This year’s group of Pentucket seniors picked up where the program’s last prolific senior class left off. The Class of 2010 included two career 1,000-point scorers who went off to play in college in Erin McNamara and Ashley Viselli. Those two were just one year behind dominant center Kirsten Daamen, who later played at Central Connecticut State. Erin McNamara and Viselli took a team to the state-championship game as seniors, falling just short of the ultimate goal.
“I have a ton of respect for John McNamara and the things he does up there,” said Archbishop Williams coach Jim Bancroft. “The consistency he brings to the court, the way he teaches his players every year, I’m not surprised they come out of the North every year. And they don’t play the same way from season to season. When we beat them in 2008, they had a big post player (Daamen). They fed the post in more of a slow-down game. Now it’s a fast pace with more 3-pointers. He adjusts to whatever type of players he has.”
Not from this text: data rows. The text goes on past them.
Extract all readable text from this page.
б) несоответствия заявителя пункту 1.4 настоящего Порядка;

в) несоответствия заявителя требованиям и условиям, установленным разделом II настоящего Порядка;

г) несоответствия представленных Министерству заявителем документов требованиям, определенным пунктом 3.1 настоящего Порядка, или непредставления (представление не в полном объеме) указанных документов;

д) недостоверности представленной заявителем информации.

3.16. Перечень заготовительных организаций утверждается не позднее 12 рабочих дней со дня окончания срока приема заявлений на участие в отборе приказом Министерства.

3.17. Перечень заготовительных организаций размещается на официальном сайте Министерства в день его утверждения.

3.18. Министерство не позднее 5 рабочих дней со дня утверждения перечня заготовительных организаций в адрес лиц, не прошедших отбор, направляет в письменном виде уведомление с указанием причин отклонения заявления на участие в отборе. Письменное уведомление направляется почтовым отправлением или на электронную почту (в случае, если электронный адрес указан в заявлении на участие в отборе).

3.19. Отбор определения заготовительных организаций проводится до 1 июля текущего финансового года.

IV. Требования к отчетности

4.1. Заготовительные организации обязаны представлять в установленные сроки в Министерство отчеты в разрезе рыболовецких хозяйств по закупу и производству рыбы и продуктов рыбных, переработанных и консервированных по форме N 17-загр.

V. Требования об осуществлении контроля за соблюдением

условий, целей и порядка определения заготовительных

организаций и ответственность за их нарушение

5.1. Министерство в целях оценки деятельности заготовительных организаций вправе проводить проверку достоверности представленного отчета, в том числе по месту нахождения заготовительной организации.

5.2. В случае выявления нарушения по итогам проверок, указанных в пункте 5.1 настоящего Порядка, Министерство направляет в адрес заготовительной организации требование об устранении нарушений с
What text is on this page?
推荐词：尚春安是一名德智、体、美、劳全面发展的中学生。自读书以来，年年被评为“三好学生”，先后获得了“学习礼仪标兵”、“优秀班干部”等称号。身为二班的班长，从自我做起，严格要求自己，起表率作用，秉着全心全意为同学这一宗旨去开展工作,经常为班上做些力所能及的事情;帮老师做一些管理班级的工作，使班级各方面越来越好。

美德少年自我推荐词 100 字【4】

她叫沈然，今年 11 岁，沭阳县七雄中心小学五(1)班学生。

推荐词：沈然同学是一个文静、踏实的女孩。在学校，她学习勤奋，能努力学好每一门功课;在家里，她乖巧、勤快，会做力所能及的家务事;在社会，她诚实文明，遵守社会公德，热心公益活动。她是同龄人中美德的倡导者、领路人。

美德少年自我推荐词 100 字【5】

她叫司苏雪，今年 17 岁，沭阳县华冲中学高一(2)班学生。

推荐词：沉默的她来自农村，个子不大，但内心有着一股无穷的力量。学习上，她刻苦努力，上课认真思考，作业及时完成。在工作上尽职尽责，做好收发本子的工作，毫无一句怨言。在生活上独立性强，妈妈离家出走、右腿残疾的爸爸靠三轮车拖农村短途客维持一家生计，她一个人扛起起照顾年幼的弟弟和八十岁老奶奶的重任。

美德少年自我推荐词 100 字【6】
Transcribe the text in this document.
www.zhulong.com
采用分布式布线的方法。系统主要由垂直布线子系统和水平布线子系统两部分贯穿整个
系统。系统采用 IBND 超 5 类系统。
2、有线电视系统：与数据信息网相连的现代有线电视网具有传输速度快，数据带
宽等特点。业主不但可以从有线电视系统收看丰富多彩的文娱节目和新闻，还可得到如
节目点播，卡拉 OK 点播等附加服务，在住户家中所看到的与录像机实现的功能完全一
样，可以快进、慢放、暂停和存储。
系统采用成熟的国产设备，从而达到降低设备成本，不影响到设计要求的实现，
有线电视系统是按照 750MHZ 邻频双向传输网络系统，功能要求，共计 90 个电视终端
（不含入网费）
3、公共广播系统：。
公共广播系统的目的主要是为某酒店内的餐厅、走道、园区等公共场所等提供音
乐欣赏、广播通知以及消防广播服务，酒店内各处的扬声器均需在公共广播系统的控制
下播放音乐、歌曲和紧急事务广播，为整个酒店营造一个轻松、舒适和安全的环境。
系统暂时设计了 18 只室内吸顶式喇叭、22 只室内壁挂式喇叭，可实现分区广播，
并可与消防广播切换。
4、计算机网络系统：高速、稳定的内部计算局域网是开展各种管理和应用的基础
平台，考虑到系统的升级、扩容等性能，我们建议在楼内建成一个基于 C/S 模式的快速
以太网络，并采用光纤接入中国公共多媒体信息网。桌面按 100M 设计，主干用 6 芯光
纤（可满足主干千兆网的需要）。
Coley Viselli, Nogueira and Moore took on leadership roles on last year’s team, determined to take the program one step farther than their predecessors. They did, winning the title game at the DCU Center for the first time in program history. In fact, before coach McNamara took over the program in 2006-07, the Sachems had gone 17 straight seasons without making the tournament.
If it were not for Archbishop Williams, the Sachems would likely have at least two or three more state championships in McNamara’s eight years. The Archies have won state titles both previous seasons they beat Pentucket at the Garden, and this year’s squad — stocked with Division 1 talent — appears primed to achieve the same feat.
“Our kids come from three small towns, so we compete the best we can,” McNamara said. “It’s tough to compete against that. We’ve had a good run of players, and that’s what it comes down to. I think they have to. They have one at Michigan (Valerie Driscoll) this year. They’re loaded with talent. We may not have scholarship players, but we have kids who play tough basketball and like to compete.”